As we reach the end of the year, our 12 days of Christmas countdown revisits the key events of each month.

In March 2023, childcare costs were a strain on working mothers, the cost of living crisis continued and the government delayed raising the state pension age.

 

Childcare costs forcing mothers to quit work

Three quarters (76%) of mothers who pay for childcare say it no longer makes financial sense for them to work, a study by mothers’ rights campaign group Pregnant then Screwed has shown.

A quarter of parents who rely on childcare (26%) said it now costs them more than 75% of their take-home pay.

Analysis from the Trades Union Congress (TUC) found in June 2022 the average yearly childcare cost for a child under two years old had risen by 44% since 2010, from £4,992 to £7,212, a monthly bill of £600. 

Lauren Fabianski, communications director at Pregnant Then Screwed, HR magazine: “The whole sector is on its knees, meanwhile we are haemorrhaging talented, skilled women from our labour market.”

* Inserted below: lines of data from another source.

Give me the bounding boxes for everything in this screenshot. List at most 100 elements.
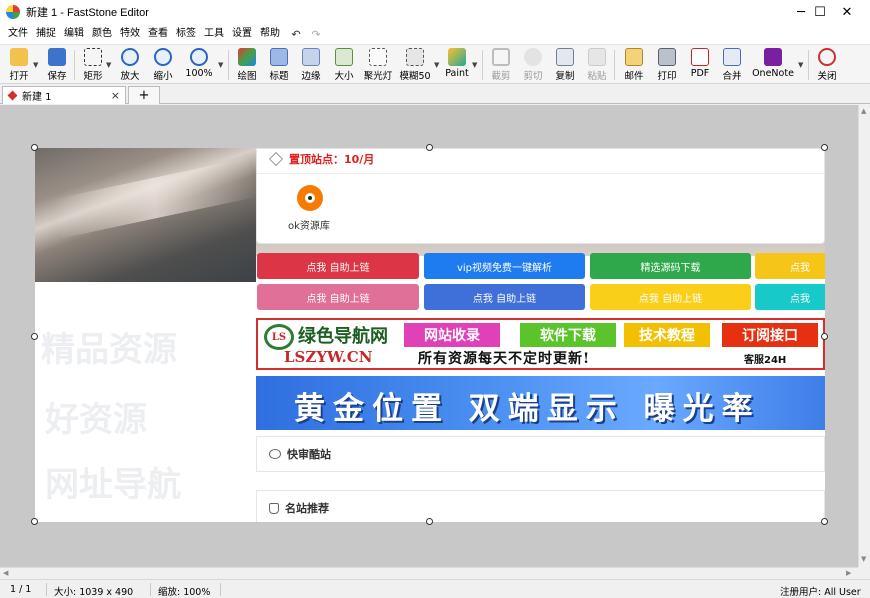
scroll-left-icon[interactable]: ◀ (3, 569, 8, 577)
paint-label: Paint (445, 68, 469, 79)
hero-image (35, 148, 256, 282)
merge-icon (723, 48, 741, 66)
link-button-vip-video[interactable]: vip视频免费一键解析 (424, 253, 585, 279)
menu-view[interactable]: 查看 (144, 24, 172, 44)
scissors-icon (524, 48, 542, 66)
link-button-self-submit[interactable]: 点我 自助上链 (257, 253, 419, 279)
email-button[interactable]: 邮件 (621, 47, 647, 83)
banner-pill: 软件下载 (520, 323, 616, 347)
open-button[interactable]: 打开 (6, 47, 32, 83)
pdf-button[interactable]: PDF (687, 47, 713, 83)
menu-colors[interactable]: 颜色 (88, 24, 116, 44)
scroll-right-icon[interactable]: ▶ (846, 569, 851, 577)
link-button-clipped[interactable]: 点我 (755, 284, 825, 310)
tab-new-1[interactable]: 新建 1 × (2, 86, 126, 104)
editor-canvas[interactable]: 精品资源 好资源 网址导航 置顶站点：10/月 ok资源库 点我 自助上链 vi… (0, 105, 858, 567)
scroll-down-icon[interactable]: ▼ (861, 555, 866, 563)
paste-label: 粘贴 (587, 71, 607, 82)
rectangle-dropdown-caret[interactable]: ▼ (106, 61, 111, 69)
caption-button[interactable]: 标题 (266, 47, 292, 83)
draw-button[interactable]: 绘图 (234, 47, 260, 83)
draw-label: 绘图 (237, 71, 257, 82)
menu-tools[interactable]: 工具 (200, 24, 228, 44)
paste-button[interactable]: 粘贴 (584, 47, 610, 83)
menu-file[interactable]: 文件 (4, 24, 32, 44)
redo-icon[interactable]: ↷ (308, 28, 324, 41)
eye-icon (269, 449, 281, 459)
resize-handle-right[interactable] (821, 333, 828, 340)
cut-button[interactable]: 剪切 (520, 47, 546, 83)
zoom-100-button[interactable]: 100% (185, 47, 213, 83)
resize-handle-top[interactable] (426, 144, 433, 151)
paint-button[interactable]: Paint (444, 47, 470, 83)
link-button-self-submit[interactable]: 点我 自助上链 (590, 284, 751, 310)
new-tab-button[interactable]: + (128, 86, 160, 104)
banner-pill-label: 网站收录 (424, 328, 480, 344)
toolbar-divider (482, 50, 483, 80)
blur-label: 模糊50 (399, 71, 431, 82)
menu-effects[interactable]: 特效 (116, 24, 144, 44)
link-button-source-code[interactable]: 精选源码下载 (590, 253, 751, 279)
resize-handle-bottom[interactable] (426, 518, 433, 525)
resize-handle-left[interactable] (31, 333, 38, 340)
unsaved-marker-icon (7, 90, 18, 101)
zoom-out-button[interactable]: 缩小 (150, 47, 176, 83)
hero-watermark-area: 精品资源 好资源 网址导航 (35, 282, 256, 522)
blur-dropdown-caret[interactable]: ▼ (434, 61, 439, 69)
resize-handle-top-right[interactable] (821, 144, 828, 151)
resize-handle-bottom-right[interactable] (821, 518, 828, 525)
menu-tabs[interactable]: 标签 (172, 24, 200, 44)
zoom-dropdown-caret[interactable]: ▼ (218, 61, 223, 69)
rectangle-select-button[interactable]: 矩形 (80, 47, 106, 83)
copy-icon (556, 48, 574, 66)
copy-button[interactable]: 复制 (552, 47, 578, 83)
ls-logo-icon: LS (264, 324, 294, 350)
menu-edit[interactable]: 编辑 (60, 24, 88, 44)
document-tab-strip: 新建 1 × + (0, 84, 870, 104)
spotlight-button[interactable]: 聚光灯 (362, 47, 394, 83)
scroll-up-icon[interactable]: ▲ (861, 107, 866, 115)
menu-settings[interactable]: 设置 (228, 24, 256, 44)
edge-button[interactable]: 边缘 (298, 47, 324, 83)
pdf-icon (691, 48, 709, 66)
main-toolbar: 打开 ▼ 保存 矩形 ▼ 放大 缩小 100% ▼ 绘图 标题 边缘 大小 聚光… (0, 44, 870, 84)
green-nav-banner[interactable]: LS 绿色导航网 LSZYW.CN 网站收录 软件下载 技术教程 订阅接口 所有… (256, 318, 825, 370)
close-button[interactable]: 关闭 (814, 47, 840, 83)
link-button-self-submit[interactable]: 点我 自助上链 (257, 284, 419, 310)
print-button[interactable]: 打印 (654, 47, 680, 83)
resize-button[interactable]: 大小 (331, 47, 357, 83)
link-button-self-submit[interactable]: 点我 自助上链 (424, 284, 585, 310)
section-title: 快审酷站 (287, 448, 331, 461)
tab-close-icon[interactable]: × (111, 89, 120, 102)
merge-button[interactable]: 合并 (719, 47, 745, 83)
link-button-clipped[interactable]: 点我 (755, 253, 825, 279)
merge-label: 合并 (722, 71, 742, 82)
save-button[interactable]: 保存 (44, 47, 70, 83)
ok-site-logo-icon[interactable] (297, 185, 323, 211)
power-icon (818, 48, 836, 66)
ghost-text: 好资源 (45, 400, 147, 440)
blur-button[interactable]: 模糊50 (399, 47, 431, 83)
zoom-in-button[interactable]: 放大 (117, 47, 143, 83)
menu-capture[interactable]: 捕捉 (32, 24, 60, 44)
onenote-dropdown-caret[interactable]: ▼ (798, 61, 803, 69)
screenshot-image[interactable]: 精品资源 好资源 网址导航 置顶站点：10/月 ok资源库 点我 自助上链 vi… (35, 148, 825, 522)
folder-open-icon (10, 48, 28, 66)
resize-handle-bottom-left[interactable] (31, 518, 38, 525)
onenote-button[interactable]: OneNote (750, 47, 796, 83)
paint-dropdown-caret[interactable]: ▼ (472, 61, 477, 69)
banner-service: 客服24H (744, 355, 787, 366)
resize-handle-top-left[interactable] (31, 144, 38, 151)
crop-button[interactable]: 截剪 (488, 47, 514, 83)
vertical-scrollbar[interactable]: ▲ ▼ (858, 105, 870, 567)
resize-label: 大小 (334, 71, 354, 82)
ghost-text: 网址导航 (45, 465, 181, 505)
undo-icon[interactable]: ↶ (288, 28, 304, 41)
open-dropdown-caret[interactable]: ▼ (33, 61, 38, 69)
close-window-button[interactable]: ✕ (824, 0, 870, 24)
site-name[interactable]: ok资源库 (288, 217, 330, 232)
gold-position-banner[interactable]: 黄金位置 双端显示 曝光率 (256, 376, 825, 430)
horizontal-scrollbar[interactable]: ◀ ▶ (0, 567, 858, 579)
banner-pill-label: 订阅接口 (742, 328, 798, 344)
menu-help[interactable]: 帮助 (256, 24, 284, 44)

Cost of living crisis affecting women more than men

Women in the UK are significantly more likely than men to earn less than a real Living Wage, leaving them vulnerable to the cost of living crisis.

Over 2 million women (14% of all women in the UK) are paid less than the Real Living Wage, compared with 1.4 million men (9% of men) in the UK, according to new research from The Living Wage Foundation.

Women are also much more likely to be in precarious work as 13% of women in shift work in the UK are on a zero-hours contract, compared with 9% of men in the same position.

 

Government delays raising state pension age

The UK government has decided not to bring forward the date when the state pension age is due to rise from 67 to 68.

The change was initially supposed to occur between 2044 and 2046 under the Pensions Act 2007.

An independent review in 2017 recommended the change be brought forward to between 2037 and 2039, which the government initially accepted.

Now, as reported in Financial Times, the government has accepted recommendations from a second independent review (due to be published in May 2023), which recommends that at least 10 years' notice should be given about an increase in state pension age.